Жизнеописание Льва (Репина) - страница 16


Конечно, никто не может знать, о чем думает сейчас Анатолий. Но и он сам тоже. Он ходит туда-сюда по пустынной платформе, и ему кажется, что он ждет электричку, которая должна увезти их в «дальний» лес за грибами. Он даже не признаётся себе, что выискивает взглядом на противоположной стороне Светлану, которая как бы должна вернуться из Москвы. И уж конечно, не догадывается, что это скрытое от самого себя выискивание — того же болезненного свойства, что их совместное лечение.


Лева рассеянно следит за Анатолием-маятником. Они с Катей сидят на лавочке с корзинами, в белых панамках и резиновых сапогах. У Кати тренировочные штаны, у Левы колготы и сверху шорты. Катя не выспалась и хочет плакать, но повода нет. В ожидании повода она тихо скрипит голосом.

Вова сидит на перилах и палочкой направляет жука.

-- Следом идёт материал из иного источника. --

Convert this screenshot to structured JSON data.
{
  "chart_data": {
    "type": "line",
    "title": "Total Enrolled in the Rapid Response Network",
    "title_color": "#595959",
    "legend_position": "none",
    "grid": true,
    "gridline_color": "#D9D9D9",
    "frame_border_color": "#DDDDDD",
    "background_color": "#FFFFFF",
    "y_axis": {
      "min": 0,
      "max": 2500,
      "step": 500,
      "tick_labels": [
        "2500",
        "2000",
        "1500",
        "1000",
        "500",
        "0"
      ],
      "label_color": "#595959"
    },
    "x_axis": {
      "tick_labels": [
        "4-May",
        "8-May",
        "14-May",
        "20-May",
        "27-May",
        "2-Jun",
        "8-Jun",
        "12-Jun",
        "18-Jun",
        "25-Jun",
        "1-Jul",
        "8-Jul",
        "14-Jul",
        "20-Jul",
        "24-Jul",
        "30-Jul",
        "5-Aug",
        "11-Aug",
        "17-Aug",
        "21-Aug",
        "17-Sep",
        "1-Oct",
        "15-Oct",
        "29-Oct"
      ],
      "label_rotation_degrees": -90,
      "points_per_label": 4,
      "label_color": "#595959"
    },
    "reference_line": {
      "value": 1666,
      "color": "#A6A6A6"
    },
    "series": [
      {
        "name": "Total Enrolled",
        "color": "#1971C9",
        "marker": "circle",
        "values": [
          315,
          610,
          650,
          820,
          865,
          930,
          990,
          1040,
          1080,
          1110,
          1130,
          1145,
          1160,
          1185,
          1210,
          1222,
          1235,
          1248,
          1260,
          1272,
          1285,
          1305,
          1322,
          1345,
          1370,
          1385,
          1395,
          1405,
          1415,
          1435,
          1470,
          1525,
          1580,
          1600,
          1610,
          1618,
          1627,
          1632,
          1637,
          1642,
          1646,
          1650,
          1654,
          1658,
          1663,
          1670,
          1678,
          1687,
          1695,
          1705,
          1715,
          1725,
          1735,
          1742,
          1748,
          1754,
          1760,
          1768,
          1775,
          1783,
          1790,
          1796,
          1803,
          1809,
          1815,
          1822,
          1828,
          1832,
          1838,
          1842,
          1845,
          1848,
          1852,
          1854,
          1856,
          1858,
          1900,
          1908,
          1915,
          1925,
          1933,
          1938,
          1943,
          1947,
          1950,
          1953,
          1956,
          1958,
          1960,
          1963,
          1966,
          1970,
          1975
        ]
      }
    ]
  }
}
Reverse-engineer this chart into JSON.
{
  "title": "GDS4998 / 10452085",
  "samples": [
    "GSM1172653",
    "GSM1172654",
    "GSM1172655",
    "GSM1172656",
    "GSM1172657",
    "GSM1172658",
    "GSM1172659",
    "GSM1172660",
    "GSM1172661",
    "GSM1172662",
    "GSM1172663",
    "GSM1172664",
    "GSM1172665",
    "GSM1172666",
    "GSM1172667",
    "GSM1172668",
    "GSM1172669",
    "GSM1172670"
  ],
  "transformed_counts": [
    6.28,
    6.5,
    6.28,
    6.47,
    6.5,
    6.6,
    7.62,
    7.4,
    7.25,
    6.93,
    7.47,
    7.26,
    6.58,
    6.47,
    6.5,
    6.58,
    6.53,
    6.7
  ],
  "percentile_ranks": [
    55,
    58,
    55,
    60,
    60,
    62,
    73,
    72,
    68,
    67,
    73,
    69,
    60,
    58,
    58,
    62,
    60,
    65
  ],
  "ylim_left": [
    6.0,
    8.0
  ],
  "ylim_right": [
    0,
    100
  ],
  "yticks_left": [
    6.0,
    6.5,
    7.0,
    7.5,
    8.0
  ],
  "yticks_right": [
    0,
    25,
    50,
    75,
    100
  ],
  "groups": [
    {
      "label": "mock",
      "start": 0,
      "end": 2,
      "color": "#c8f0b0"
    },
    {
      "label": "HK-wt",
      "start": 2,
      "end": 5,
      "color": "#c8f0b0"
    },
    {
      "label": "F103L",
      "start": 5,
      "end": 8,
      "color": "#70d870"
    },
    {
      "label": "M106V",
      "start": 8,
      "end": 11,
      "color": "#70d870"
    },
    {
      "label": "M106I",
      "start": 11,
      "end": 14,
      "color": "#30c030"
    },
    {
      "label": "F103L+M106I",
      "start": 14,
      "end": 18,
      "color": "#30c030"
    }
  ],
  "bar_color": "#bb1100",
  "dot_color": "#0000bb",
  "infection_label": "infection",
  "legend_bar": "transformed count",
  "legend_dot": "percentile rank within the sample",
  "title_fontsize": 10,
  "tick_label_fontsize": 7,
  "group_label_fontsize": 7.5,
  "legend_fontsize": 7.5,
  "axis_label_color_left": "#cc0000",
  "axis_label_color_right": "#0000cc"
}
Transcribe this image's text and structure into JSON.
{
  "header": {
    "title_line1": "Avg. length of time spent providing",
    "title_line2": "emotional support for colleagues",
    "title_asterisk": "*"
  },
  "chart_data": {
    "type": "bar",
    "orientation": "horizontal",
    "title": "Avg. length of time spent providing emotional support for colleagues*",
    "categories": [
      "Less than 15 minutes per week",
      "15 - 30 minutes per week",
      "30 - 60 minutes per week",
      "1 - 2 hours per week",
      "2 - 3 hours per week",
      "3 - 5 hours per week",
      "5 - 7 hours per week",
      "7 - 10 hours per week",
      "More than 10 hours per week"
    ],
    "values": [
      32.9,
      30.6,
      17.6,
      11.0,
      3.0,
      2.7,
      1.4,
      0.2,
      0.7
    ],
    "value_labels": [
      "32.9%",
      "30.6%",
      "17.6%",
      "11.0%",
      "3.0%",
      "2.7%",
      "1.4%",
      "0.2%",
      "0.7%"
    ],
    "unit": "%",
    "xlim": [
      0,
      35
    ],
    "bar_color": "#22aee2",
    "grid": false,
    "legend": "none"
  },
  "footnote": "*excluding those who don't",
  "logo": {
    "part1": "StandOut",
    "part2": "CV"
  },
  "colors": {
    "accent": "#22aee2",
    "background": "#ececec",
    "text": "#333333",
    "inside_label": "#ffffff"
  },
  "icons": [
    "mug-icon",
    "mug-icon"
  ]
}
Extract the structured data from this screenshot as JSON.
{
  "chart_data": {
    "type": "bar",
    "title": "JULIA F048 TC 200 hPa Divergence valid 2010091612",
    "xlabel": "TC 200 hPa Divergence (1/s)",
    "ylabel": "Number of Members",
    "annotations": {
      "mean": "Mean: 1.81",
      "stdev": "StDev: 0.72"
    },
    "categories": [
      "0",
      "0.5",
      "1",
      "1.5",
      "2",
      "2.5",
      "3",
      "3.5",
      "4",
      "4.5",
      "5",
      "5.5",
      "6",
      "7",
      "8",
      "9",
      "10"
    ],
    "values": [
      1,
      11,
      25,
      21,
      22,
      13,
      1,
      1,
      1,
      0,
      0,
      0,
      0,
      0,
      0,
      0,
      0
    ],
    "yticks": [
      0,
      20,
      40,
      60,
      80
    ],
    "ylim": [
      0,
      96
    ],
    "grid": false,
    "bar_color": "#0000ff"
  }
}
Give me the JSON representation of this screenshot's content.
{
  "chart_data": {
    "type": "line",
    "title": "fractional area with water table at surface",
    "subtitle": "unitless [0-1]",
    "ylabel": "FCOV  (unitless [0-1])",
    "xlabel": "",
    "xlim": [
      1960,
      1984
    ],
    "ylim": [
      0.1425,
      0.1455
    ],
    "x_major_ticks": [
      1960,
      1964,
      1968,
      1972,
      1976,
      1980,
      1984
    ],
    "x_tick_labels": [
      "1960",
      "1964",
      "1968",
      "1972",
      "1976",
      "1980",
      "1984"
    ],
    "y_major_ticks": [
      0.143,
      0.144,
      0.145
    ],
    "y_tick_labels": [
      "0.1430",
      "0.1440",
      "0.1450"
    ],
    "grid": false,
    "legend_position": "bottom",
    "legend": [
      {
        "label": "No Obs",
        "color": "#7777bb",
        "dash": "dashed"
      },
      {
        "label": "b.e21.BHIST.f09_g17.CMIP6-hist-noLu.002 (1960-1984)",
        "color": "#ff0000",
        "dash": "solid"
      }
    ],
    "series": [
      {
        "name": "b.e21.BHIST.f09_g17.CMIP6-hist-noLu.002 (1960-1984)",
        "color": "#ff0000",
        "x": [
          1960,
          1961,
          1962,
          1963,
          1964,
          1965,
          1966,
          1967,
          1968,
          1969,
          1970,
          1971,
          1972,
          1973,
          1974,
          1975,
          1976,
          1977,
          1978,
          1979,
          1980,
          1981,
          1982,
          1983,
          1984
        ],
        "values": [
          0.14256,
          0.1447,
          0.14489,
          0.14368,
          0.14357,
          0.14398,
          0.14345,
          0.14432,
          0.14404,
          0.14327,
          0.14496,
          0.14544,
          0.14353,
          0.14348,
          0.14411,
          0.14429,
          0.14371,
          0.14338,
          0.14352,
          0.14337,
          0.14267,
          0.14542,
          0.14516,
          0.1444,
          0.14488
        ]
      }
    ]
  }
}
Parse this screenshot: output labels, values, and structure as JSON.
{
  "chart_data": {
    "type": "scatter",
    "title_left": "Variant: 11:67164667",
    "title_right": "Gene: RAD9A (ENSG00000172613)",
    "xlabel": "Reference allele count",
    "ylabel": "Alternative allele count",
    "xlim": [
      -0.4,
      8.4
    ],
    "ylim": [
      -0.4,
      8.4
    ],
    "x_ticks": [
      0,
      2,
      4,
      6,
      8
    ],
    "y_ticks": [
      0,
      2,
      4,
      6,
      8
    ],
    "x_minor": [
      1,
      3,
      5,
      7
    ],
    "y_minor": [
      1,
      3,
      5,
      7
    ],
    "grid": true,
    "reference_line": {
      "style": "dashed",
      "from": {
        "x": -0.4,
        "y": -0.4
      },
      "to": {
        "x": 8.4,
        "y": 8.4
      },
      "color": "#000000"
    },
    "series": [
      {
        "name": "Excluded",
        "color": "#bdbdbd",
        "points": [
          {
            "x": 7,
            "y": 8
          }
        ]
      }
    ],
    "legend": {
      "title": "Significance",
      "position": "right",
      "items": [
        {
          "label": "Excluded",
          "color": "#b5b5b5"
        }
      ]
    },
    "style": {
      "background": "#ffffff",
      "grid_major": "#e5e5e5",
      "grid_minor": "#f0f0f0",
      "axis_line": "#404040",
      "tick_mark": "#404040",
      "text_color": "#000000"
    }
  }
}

Анатолий ходит взад-вперед по платформе.

— Катя! — раздраженно говорит он. — Я говорил, что не надо идти, если не выспалась. Вчера не уложишь, сегодня не поднимешь, что нам с тобой в лесу делать?

Катя скрипит.

— Мама, наверное, уже не приедет, пап! — тихо говорит Вова.

Он всегда всё правильно понимает, этот Вова.

— При чем тут мама? Электричка бы приехала.

— А во сколько она?

— Семь ноль три.

— А сейчас?

— Пятнадцать минут. Отменяют — так хоть бы объявление повесили, честное слово.

— Может, просто опаздывает?

— Может.

— А если не придет?

— Пойдем домой и ляжем спать.

— Может, на следующей?

— Смысла нет, — говорит Анатолий, глядя на часы. — Пока доедем…

Он опять принимается ходить по платформе.

Вова вдруг давит жука.

Катя, наконец найдя повод, разражается рыданиями.

— Ты дурррааак!!!

Лева старается не плакать. Этот Вова такой — добрый и понимающий. Но он не понимает про живое и мертвое.

Это сложно объяснить. Это вам не кресло с потенциальными обидами или камни, которые, скорее всего, не чувствуют боли. Это не прощание с Триумфальной аркой. Как это объяснить, что жук только что находился в жизни, и вдруг вместо него сплющенная шелуха, — то есть он никогда не попадет туда, куда он там спешил, когда Вова ему мешал; он не встретит других жуков, с которыми, возможно, дружил; и ему было очень больно, когда Вова его давил, сокрушая черные блестящие крылья, проволочные ножки и скорлупиный панцирь живота, откуда полезло что-то желтое.

Дело в том, что жук только что был частью их общей жизни, такой же необходимой частью, как хождение Анатолия, сипение электрички и негреющее утреннее солнце. Убить его — вынуть часть из целого. Лева задыхается от образовавшейся неполноценности. Он задыхается, но мысленно, и никто этого не видит.